Lie on your back, knees bent, feet flat and close to your glutes. Drive through your heels and lift your hips until your body is straight from shoulders to knees, squeeze at the top for a beat, and lower. Weak glutes are behind an impressive share of running complaints. 3 sets of 10 to 12 slow reps.

3. Forearm plank

Covered above, and it counts here too. 3 holds of 20 to 30 seconds.

4. Side star plank

Also covered above. 2 or 3 holds of 15 to 30 seconds per side, and skip the reaching arm until the basic side plank feels steady.

5. Supported shoulder stand

Woman lying on her back with hips supported by her hands and legs extended straight up in a supported shoulder stand

Lie on your back, lift your legs and hips, and support your lower back with your hands, elbows on the floor.
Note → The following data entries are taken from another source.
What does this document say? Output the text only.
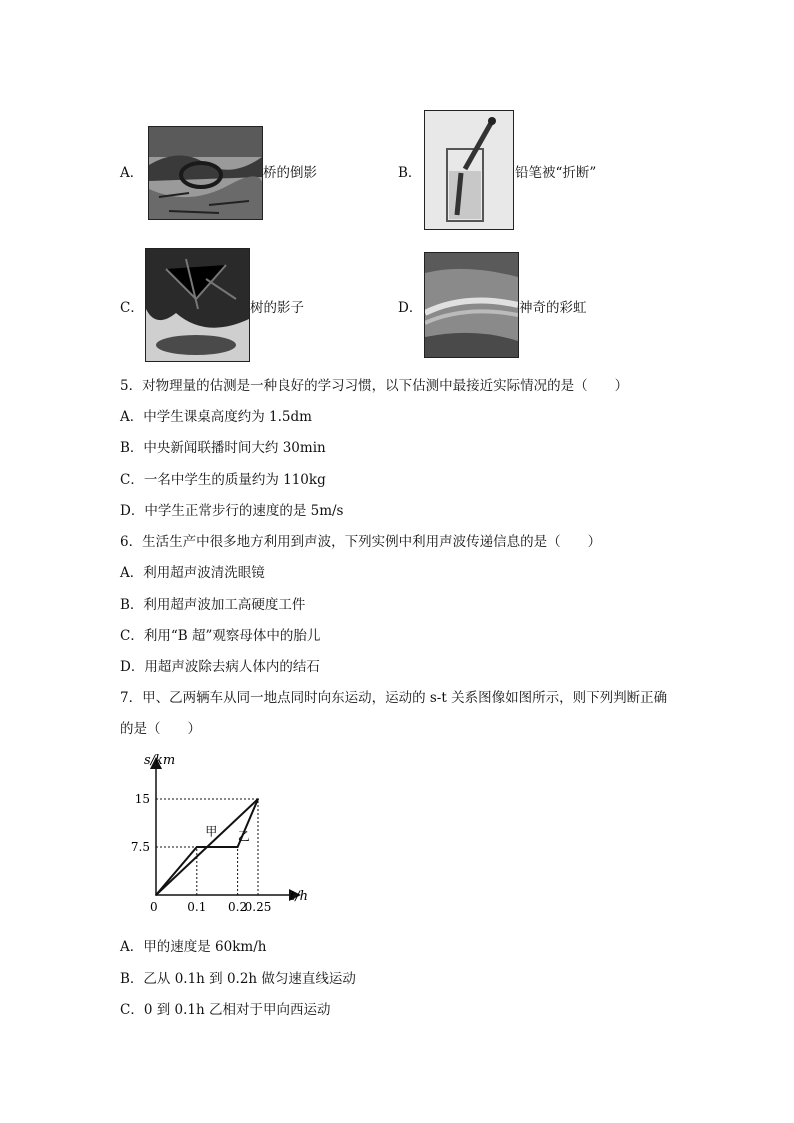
A．	桥的倒影	B．	铅笔被“折断”
C．	树的影子	D．	神奇的彩虹
5．对物理量的估测是一种良好的学习习惯，以下估测中最接近实际情况的是（　　）
A．中学生课桌高度约为 1.5dm
B．中央新闻联播时间大约 30min
C．一名中学生的质量约为 110kg
D．中学生正常步行的速度的是 5m/s
6．生活生产中很多地方利用到声波，下列实例中利用声波传递信息的是（　　）
A．利用超声波清洗眼镜
B．利用超声波加工高硬度工件
C．利用“B 超”观察母体中的胎儿
D．用超声波除去病人体内的结石
7．甲、乙两辆车从同一地点同时向东运动，运动的 s-t 关系图像如图所示，则下列判断正确
的是（　　）
s/km
t/h
0
7.5
15
0.1 0.2
0.25
甲 乙
A．甲的速度是 60km/h
B．乙从 0.1h 到 0.2h 做匀速直线运动
C．0 到 0.1h 乙相对于甲向西运动
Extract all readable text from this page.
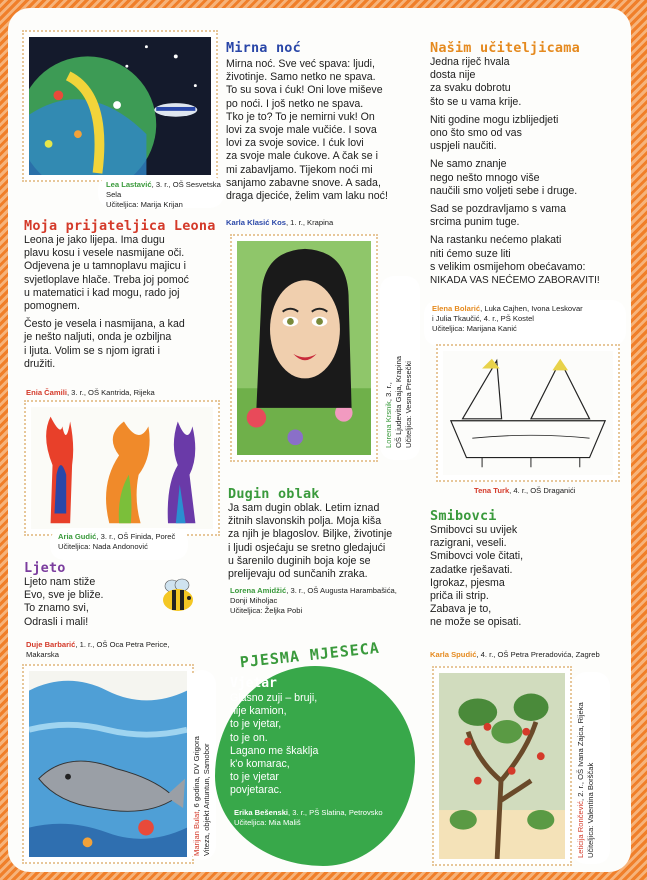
Lea Lastavić, 3. r., OŠ Sesvetska Sela
Učiteljica: Marija Krijan
Moja prijateljica Leona

Leona je jako lijepa. Ima dugu
plavu kosu i vesele nasmijane oči.
Odjevena je u tamnoplavu majicu i
svjetloplave hlače. Treba joj pomoć
u matematici i kad mogu, rado joj
pomognem.

Često je vesela i nasmijana, a kad
je nešto naljuti, onda je ozbiljna
i ljuta. Volim se s njom igrati i
družiti.

Enia Čamili, 3. r., OŠ Kantrida, Rijeka
Aria Gudić, 3. r., OŠ Finida, Poreč
Učiteljica: Nada Andonović
Ljeto
Ljeto nam stiže
Evo, sve je bliže.
To znamo svi,
Odrasli i mali!
Duje Barbarić, 1. r., OŠ Oca Petra Perice,
Makarska
Marijan Bulat, 6 godina, DV Grigora
Viteza, objekt Antuntun, Samobor
Mirna noć
Mirna noć. Sve već spava: ljudi,
životinje. Samo netko ne spava.
To su sova i ćuk! Oni love miševe
po noći. I još netko ne spava.
Tko je to? To je nemirni vuk! On
lovi za svoje male vučiće. I sova
lovi za svoje sovice. I ćuk lovi
za svoje male ćukove. A čak se i
mi zabavljamo. Tijekom noći mi
sanjamo zabavne snove. A sada,
draga djeciće, želim vam laku noć!
Karla Klasić Kos, 1. r., Krapina
Lorena Krsnik, 3. r.,
OŠ Ljudevita Gaja, Krapina
Učiteljica: Vesna Presečki
Dugin oblak
Ja sam dugin oblak. Letim iznad
žitnih slavonskih polja. Moja kiša
za njih je blagoslov. Biljke, životinje
i ljudi osjećaju se sretno gledajući
u šarenilo duginih boja koje se
prelijevaju od sunčanih zraka.
Lorena Amidžić, 3. r., OŠ Augusta Harambašića,
Donji Miholjac
Učiteljica: Željka Pobi
PJESMA MJESECA
Vjetar
Glasno zuji – bruji,
nije kamion,
to je vjetar,
to je on.
Lagano me škaklja
k'o komarac,
to je vjetar
povjetarac.
Erika Bešenski, 3. r., PŠ Slatina, Petrovsko
Učiteljica: Mia Mališ
Našim učiteljicama

Jedna riječ hvala
dosta nije
za svaku dobrotu
što se u vama krije.

Niti godine mogu izblijedjeti
ono što smo od vas
uspjeli naučiti.

Ne samo znanje
nego nešto mnogo više
naučili smo voljeti sebe i druge.

Sad se pozdravljamo s vama
srcima punim tuge.

Na rastanku nećemo plakati
niti ćemo suze liti
s velikim osmijehom obećavamo:
NIKADA VAS NEĆEMO ZABORAVITI!

Elena Bolarić, Luka Cajhen, Ivona Leskovar
i Julia Tkaučić, 4. r., PŠ Kostel
Učiteljica: Marijana Kanić
Tena Turk, 4. r., OŠ Draganići
Smibovci
Smibovci su uvijek
razigrani, veseli.
Smibovci vole čitati,
zadatke rješavati.
Igrokaz, pjesma
priča ili strip.
Zabava je to,
ne može se opisati.
Karla Spudić, 4. r., OŠ Petra Preradovića, Zagreb
Leticija Rončević, 2. r., OŠ Ivana Zajca, Rijeka
Učiteljica: Valentina Borščak
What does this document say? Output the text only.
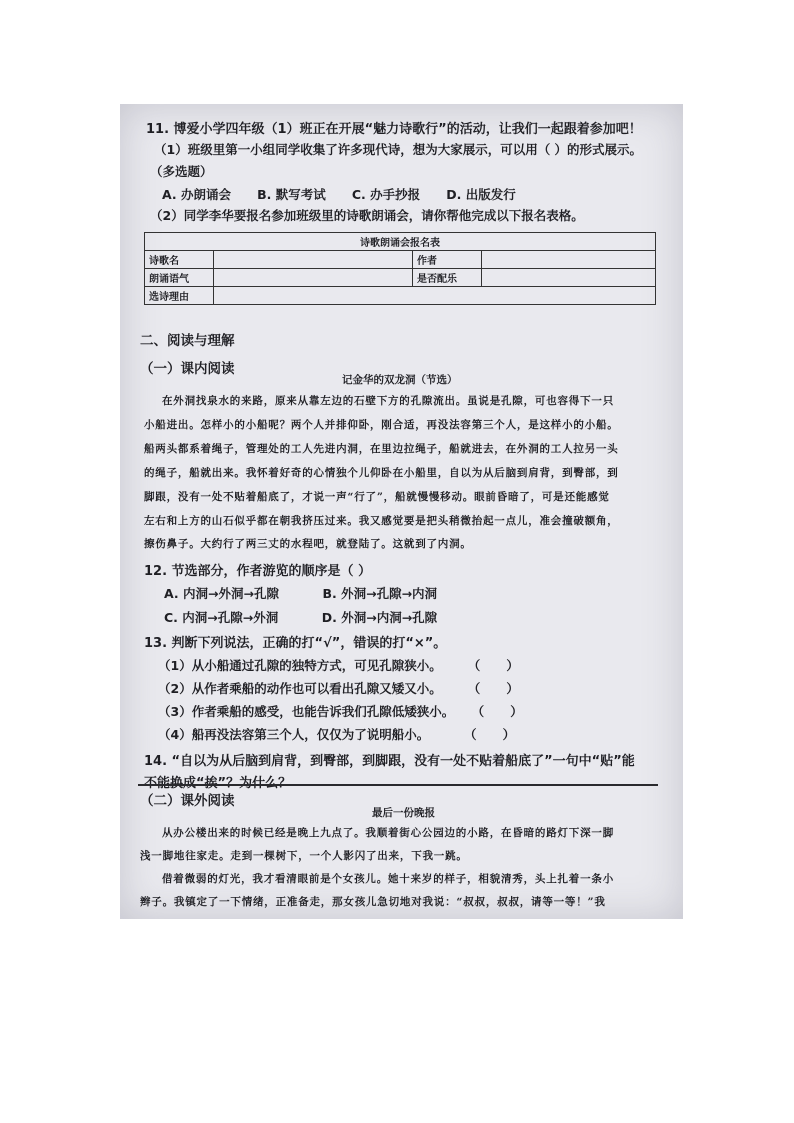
11. 博爱小学四年级（1）班正在开展“魅力诗歌行”的活动，让我们一起跟着参加吧！
（1）班级里第一小组同学收集了许多现代诗，想为大家展示，可以用（ ）的形式展示。
（多选题）
A. 办朗诵会      B. 默写考试      C. 办手抄报      D. 出版发行
（2）同学李华要报名参加班级里的诗歌朗诵会，请你帮他完成以下报名表格。
诗歌朗诵会报名表			
诗歌名		作者	
朗诵语气		是否配乐	
选诗理由			
二、阅读与理解
（一）课内阅读
记金华的双龙洞（节选）
在外洞找泉水的来路，原来从靠左边的石壁下方的孔隙流出。虽说是孔隙，可也容得下一只
小船进出。怎样小的小船呢？两个人并排仰卧，刚合适，再没法容第三个人，是这样小的小船。
船两头都系着绳子，管理处的工人先进内洞，在里边拉绳子，船就进去，在外洞的工人拉另一头
的绳子，船就出来。我怀着好奇的心情独个儿仰卧在小船里，自以为从后脑到肩背，到臀部，到
脚跟，没有一处不贴着船底了，才说一声“行了”，船就慢慢移动。眼前昏暗了，可是还能感觉
左右和上方的山石似乎都在朝我挤压过来。我又感觉要是把头稍微抬起一点儿，准会撞破额角，
擦伤鼻子。大约行了两三丈的水程吧，就登陆了。这就到了内洞。
12. 节选部分，作者游览的顺序是（ ）
A. 内洞→外洞→孔隙          B. 外洞→孔隙→内洞
C. 内洞→孔隙→外洞          D. 外洞→内洞→孔隙
13. 判断下列说法，正确的打“√”，错误的打“×”。
（1）从小船通过孔隙的独特方式，可见孔隙狭小。      （      ）
（2）从作者乘船的动作也可以看出孔隙又矮又小。      （      ）
（3）作者乘船的感受，也能告诉我们孔隙低矮狭小。    （      ）
（4）船再没法容第三个人，仅仅为了说明船小。        （      ）
14. “自以为从后脑到肩背，到臀部，到脚跟，没有一处不贴着船底了”一句中“贴”能
不能换成“挨”？为什么？
（二）课外阅读
最后一份晚报
从办公楼出来的时候已经是晚上九点了。我顺着街心公园边的小路，在昏暗的路灯下深一脚
浅一脚地往家走。走到一棵树下，一个人影闪了出来，下我一跳。
借着微弱的灯光，我才看清眼前是个女孩儿。她十来岁的样子，相貌清秀，头上扎着一条小
辫子。我镇定了一下情绪，正准备走，那女孩儿急切地对我说：“叔叔，叔叔，请等一等！”我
Legs point at the ceiling. This one is as much a stretch and a change of scenery for your circulation as a strength move. 2 or 3 holds of 20 to 30 seconds, and come down slowly. Skip it if you have neck problems, and if you're unsure, ask a physical therapist rather than the internet.

How to fit it in

Two or three short sessions a week is enough. Pick one plank, one side move, hip raises, and one extra, and you're done in ten minutes. Do it after an easy run while you're warm, or on a rest day while the kettle boils.

Give it four weeks. Your back will notice before your mirror does.